More importantly, the presence of foreign troops in our country will, under the laws and customs of warfare, make us a party to any conflict that the Americans are party to even without our consent. This is because the presence of American troops in our military bases and facilities renders our facilities valid objects of military attack on the part of her enemies. Our consent to for them to use any of all our bases is in effect, our tacit approval to follow the United States to war, even if it is not to our national interest to be engaged in such a conflict.

There too is the social cost of allowing sex-starved GI Joes in Subic and Clark. We know from our recent history that troops that have spent substantial time at sea have problems controlling their libido to the detriment of our women and children. Despite the fact that rape is a non-service related offense, we have learned from Lance Corporal Daniel Smith and the others that allowing US forces in our territory is tantamount to a grant of impunity for these servicemen to sexually abuse our women and children.
American lackeys in our government justify this Rotational Agreement as a valid means of promoting our national defense policy especially now that we have territorial disputes with the regional giant, China. This people are deaf and blind to reality.  The truth is the Americans will station their troops here not to protect us, but only to advance its national interest. Currently, that interest is only to safeguard the freedom of navigation in the West Philippine Sea. The Americans since 1933, when France first laid claim to the Spratlys, have never recognized the Philippine title to the Spratlys and Scarborough. Forget too the possibility of Uncle Sam coming to our rescue in case of a shooting war with China over these disputed islands. They have repeatedly said that if such shooting should happen, they do not consider  such as being covered by our Mutual Defense Pact with them.

The bottom line is that the Americans have long abandoned the establishment of permanent military bases abroad as being too expensive and as being obsolete. Given its current financial difficulties, the US now prefers to operate from military bases in countries that it can dupe. Even if we appear to have common interests currently against China, let’s not deceive ourselves that we are high up on their priorities in Asia.  In fact, while they have never recognized our title to the disputed islands in the West Philippine Sea, they have repeatedly promised to come to the aid and assistance of their most important ally in Asia, Japan. If only for this, we should allow Japan alone to have the burden of hosting American troops and facilities.
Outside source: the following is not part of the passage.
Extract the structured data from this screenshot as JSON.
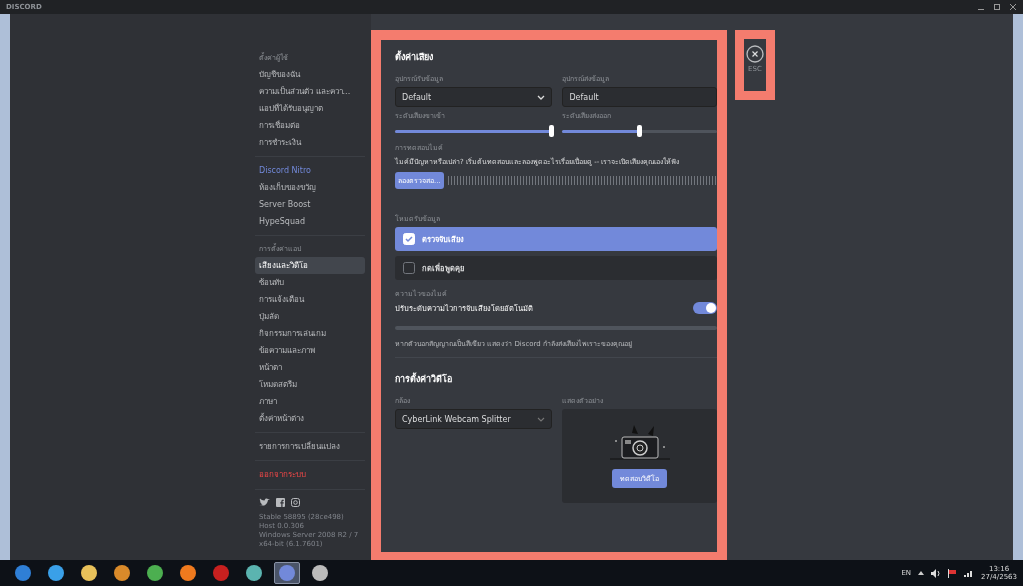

We study history so that we can learn from it. Let’s hope that we have learned our lesson from history. Foreign troops and facilities cannot promote the Filipino interests. Only the Filipinos can. While there is a need to increase our capability to defend ourselves, we should do so using the billions of funds which have been misappropriated by Janet Napoles and her cohorts in Congress and the Presidency as pork barrel. Already, the P23.6-billion in Malampaya funds which COA suspects have been misappropriated as pork can buy no less than 40 warships similar to the BRP Del Pilar. This will promote our defense capability, and not our mendicancy and dependence on Uncle Sam.